Dhaka wurde Anfang Juli Ziel einer terroristischen Geiselnahme. Bilder gibt es vor allem von Sicherheitskräften Foto: reuters

Die Donnerstag erschienene Ausgabe der Zeit widmet sich unter der Überschrift „Mörderischer Funke“ dem Terrorismus der jüngeren Zeit sowie dem Amoklauf von München. Der Clou: Die Bilder der Täter sind so bearbeitet worden, dass sie nicht mehr erkannt werden können.

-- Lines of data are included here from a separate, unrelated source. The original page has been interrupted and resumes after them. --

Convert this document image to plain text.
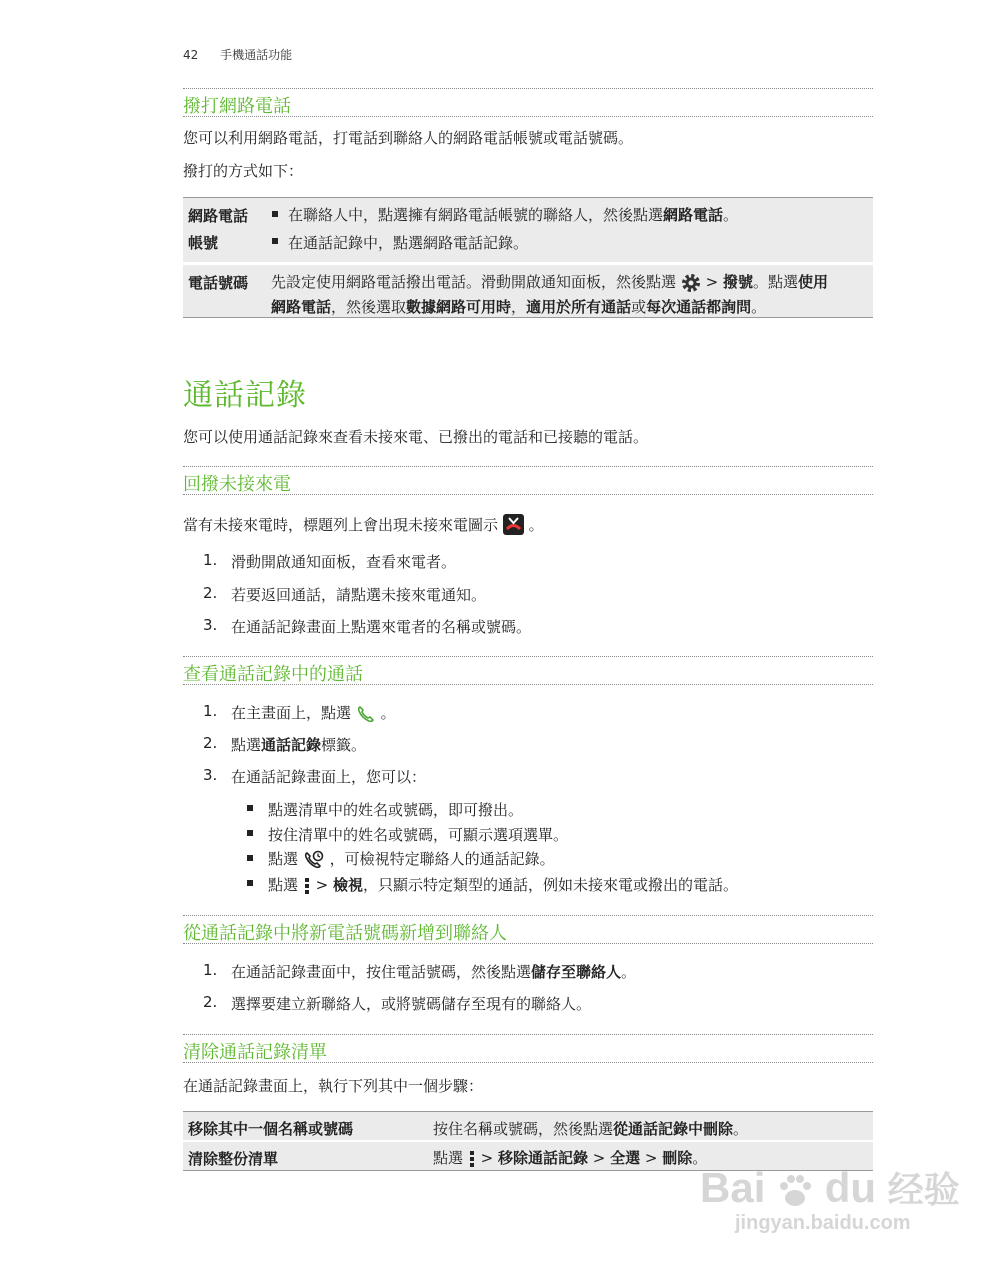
42 手機通話功能
撥打網路電話
您可以利用網路電話，打電話到聯絡人的網路電話帳號或電話號碼。
撥打的方式如下：
網路電話
帳號
在聯絡人中，點選擁有網路電話帳號的聯絡人，然後點選網路電話。
在通話記錄中，點選網路電話記錄。
電話號碼 先設定使用網路電話撥出電話。滑動開啟通知面板，然後點選 > 撥號。點選使用
網路電話，然後選取數據網路可用時，適用於所有通話或每次通話都詢問。
通話記錄
您可以使用通話記錄來查看未接來電、已撥出的電話和已接聽的電話。
回撥未接來電
當有未接來電時，標題列上會出現未接來電圖示 。
1. 滑動開啟通知面板，查看來電者。
2. 若要返回通話，請點選未接來電通知。
3. 在通話記錄畫面上點選來電者的名稱或號碼。
查看通話記錄中的通話
1. 在主畫面上，點選 。
2. 點選通話記錄標籤。
3. 在通話記錄畫面上，您可以：
點選清單中的姓名或號碼，即可撥出。
按住清單中的姓名或號碼，可顯示選項選單。
點選 ，可檢視特定聯絡人的通話記錄。
點選 > 檢視，只顯示特定類型的通話，例如未接來電或撥出的電話。
從通話記錄中將新電話號碼新增到聯絡人
1. 在通話記錄畫面中，按住電話號碼，然後點選儲存至聯絡人。
2. 選擇要建立新聯絡人，或將號碼儲存至現有的聯絡人。
清除通話記錄清單
在通話記錄畫面上，執行下列其中一個步驟：
移除其中一個名稱或號碼	按住名稱或號碼，然後點選從通話記錄中刪除。
清除整份清單	點選 > 移除通話記錄 > 全選 > 刪除。
Bai du 经验
jingyan.baidu.com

„Was wir nicht mehr sehen wollen“ heißt der programmatische Titel hierzu: „Wir wollen nicht dazu beitragen, dass Mörder zu Helden werden – und dass ihr Kalkül aufgeht: durch Grausamkeit berühmt zu werden. Dass Medien blutige Bilder verbreiten, gehört zum Plan der Täter. Ihm wollen wir nicht folgen.“

Die französische Tageszeitung Le Monde hat sich zum gleichen Schritt bewogen gefühlt. Der Leitartikel von Mittwoch ist mit „Résister à la stratégie de la haine“ betitelt – der Strategie des Hasses widerstehen. Beide Zeitschriften profilieren sich mithin als Medien, denen Achtsamkeit und Feingefühl eigen ist – in Wahrheit, gleichwohl, sind beider Aktionen wohlfeil. Bilderverbote, vor allem religiös formulierte, haben noch nie funktioniert. Wer Unliebsames verhüllt oder unkenntlich macht, stimuliert die Neugier, ja, die Schaulust des Publikums nur noch mehr.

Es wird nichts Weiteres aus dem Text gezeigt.